Wednesday, January 11, 2017

The Calm Before The Storm


Put one foot in front of the other Grace. Step. Do it again but with the opposite foot. Step.

My feet are slightly sweaty from the moccasins I slipped into before I flew out the door this afternoon. My dress is too big and every time I reach down to pick something up off the bottom shelf my bralette shows and I feel a little slutty. I should have probably worn a scarf. I still smell my shampoo. My hair is damp and when I turn my head I get a whiff. I just had to get out of the house though. I needed fresh air. It was irresponsible. I have so much work to do this week before I go out of town but I couldn't stay inside any longer.

My phone keeps buzzing. There are about a handful of men that are rotating through conversations with me right now. They have nicknames. "Husband Material," "Frisky" and "Dimples" just to name a few of the less obvious. I don't have an urgency or excitement to talk to them though. I don't have it yet at least.

Do I even want that? Shouldn't I jump at the opportunity to go on a date with the tall, 29-year-old who has a solid career that I dubbed "Husband Material" because that's what he's looking for. He wants serious. And he's sweet and he tries to flirt with me constantly. I shut it down though. Or I don't respond. I don't respond for hours. Why do I do that? Instead, I have an urge to explore the ones that are unreachable. I already know they're not going to end well. Relationship status, maturity level, stability; it's like common sense has decided to up and leave completely.

That could be because I don't actually want anything serious or everlasting right now. I'm more ready to continue to cultivate this beautiful life for me and Claire instead of putting so much energy into someone else's just yet. Or maybe it's because fate hasn't allowed my Mr. Right {Now} to come out from hiding. I don't really care.

I haven't slept well in a while. I've been restless. I haven't felt that since before everything happened. But it's because a change is coming again. I can feel it. It's big. Which is why sometimes, when I'm alone I fall into myself. Like right now, walking around a store a bit aimlessly and voicing this right into my notes app. There are a few people that have passed by that looked at me strangely. A man walked over and told me that I looked like someone. He just couldn't figure out who. I have that kind of face though. I get it a lot. At least weekly I'm told that I look that this one or that one, it's been happening since high school. It all started with Reese Witherspoon.

A text just popped up on my phone:

"Hey pretty lady what are you up to?"

I felt nothing. There was no excitement. I'm bored. But there's always a calm before the storm right? And I feel it brewing. My gut instincts have never been wrong. Sometimes I try to ignore them, which is what gets me into trouble. We all like to see what we want to see and hear what we want to here but our gut, that deep, somewhere-you-can't-exactly-pinpoint-spot far inside your body, that's where the truth is.

That's why I can't sleep. That's why I can't sit still. Because something is about to happen. This time it doesn't feel bad though.
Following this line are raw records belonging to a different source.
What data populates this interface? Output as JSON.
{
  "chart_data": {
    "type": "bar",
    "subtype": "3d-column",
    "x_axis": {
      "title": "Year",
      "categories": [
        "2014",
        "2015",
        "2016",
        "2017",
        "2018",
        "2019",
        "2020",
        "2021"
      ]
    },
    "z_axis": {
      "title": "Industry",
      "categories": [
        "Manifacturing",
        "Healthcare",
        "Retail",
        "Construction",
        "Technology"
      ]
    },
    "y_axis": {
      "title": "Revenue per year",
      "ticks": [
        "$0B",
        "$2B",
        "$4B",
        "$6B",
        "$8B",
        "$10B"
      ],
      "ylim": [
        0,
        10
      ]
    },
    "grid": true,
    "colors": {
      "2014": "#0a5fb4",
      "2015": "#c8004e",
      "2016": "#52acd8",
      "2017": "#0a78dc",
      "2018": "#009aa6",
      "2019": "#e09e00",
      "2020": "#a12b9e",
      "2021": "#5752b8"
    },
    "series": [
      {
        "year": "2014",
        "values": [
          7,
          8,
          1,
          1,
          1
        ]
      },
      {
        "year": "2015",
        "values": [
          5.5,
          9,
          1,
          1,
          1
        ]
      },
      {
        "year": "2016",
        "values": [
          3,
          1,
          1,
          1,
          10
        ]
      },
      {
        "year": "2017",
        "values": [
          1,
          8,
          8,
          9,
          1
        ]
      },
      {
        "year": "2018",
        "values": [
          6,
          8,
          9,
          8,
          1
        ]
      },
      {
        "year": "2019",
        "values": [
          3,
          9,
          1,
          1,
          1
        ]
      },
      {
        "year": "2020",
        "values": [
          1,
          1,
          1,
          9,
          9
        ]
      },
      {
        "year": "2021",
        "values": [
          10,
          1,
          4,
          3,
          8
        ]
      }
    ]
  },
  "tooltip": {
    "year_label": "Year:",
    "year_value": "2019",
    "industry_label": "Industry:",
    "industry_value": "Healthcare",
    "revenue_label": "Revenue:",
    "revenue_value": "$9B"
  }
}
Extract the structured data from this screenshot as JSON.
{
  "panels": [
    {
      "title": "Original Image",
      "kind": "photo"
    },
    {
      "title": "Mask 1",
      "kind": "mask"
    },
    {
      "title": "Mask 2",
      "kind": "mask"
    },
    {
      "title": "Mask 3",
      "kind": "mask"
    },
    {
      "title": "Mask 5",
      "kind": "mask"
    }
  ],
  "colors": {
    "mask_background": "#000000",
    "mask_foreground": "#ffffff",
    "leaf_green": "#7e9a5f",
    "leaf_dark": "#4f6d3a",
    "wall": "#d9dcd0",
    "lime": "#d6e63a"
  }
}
It doesn't feel like a hurricane that will knock the breath out of me or make me start from scratch. Instead it just feels like a culmination of a lot of hard work -  my work as a woman, a writer and as a mother which is where most of the sweat and tears went this year.

That's my main thought as I walk through this store. I want to feel rested. Most of the time no one knows that I'm tired. Most of the time no one even knows when I'm upset or overwhelmed or annoyed. I'm the composed one. I'm the one that doesn't say she's hurt until it's time to go to the hospital. I keep everything inside although I also say everything out loud. What a conundrum! Maybe I'm just exhausted with my messy self.

When there's nothing to worry about, I find something to worry about. And when I'm bored, I rummage up some excitement. But right now, everything is calm. I'm a little bored with the players on the chess board. And I'm not sleeping. The calm before the storm is tiresome.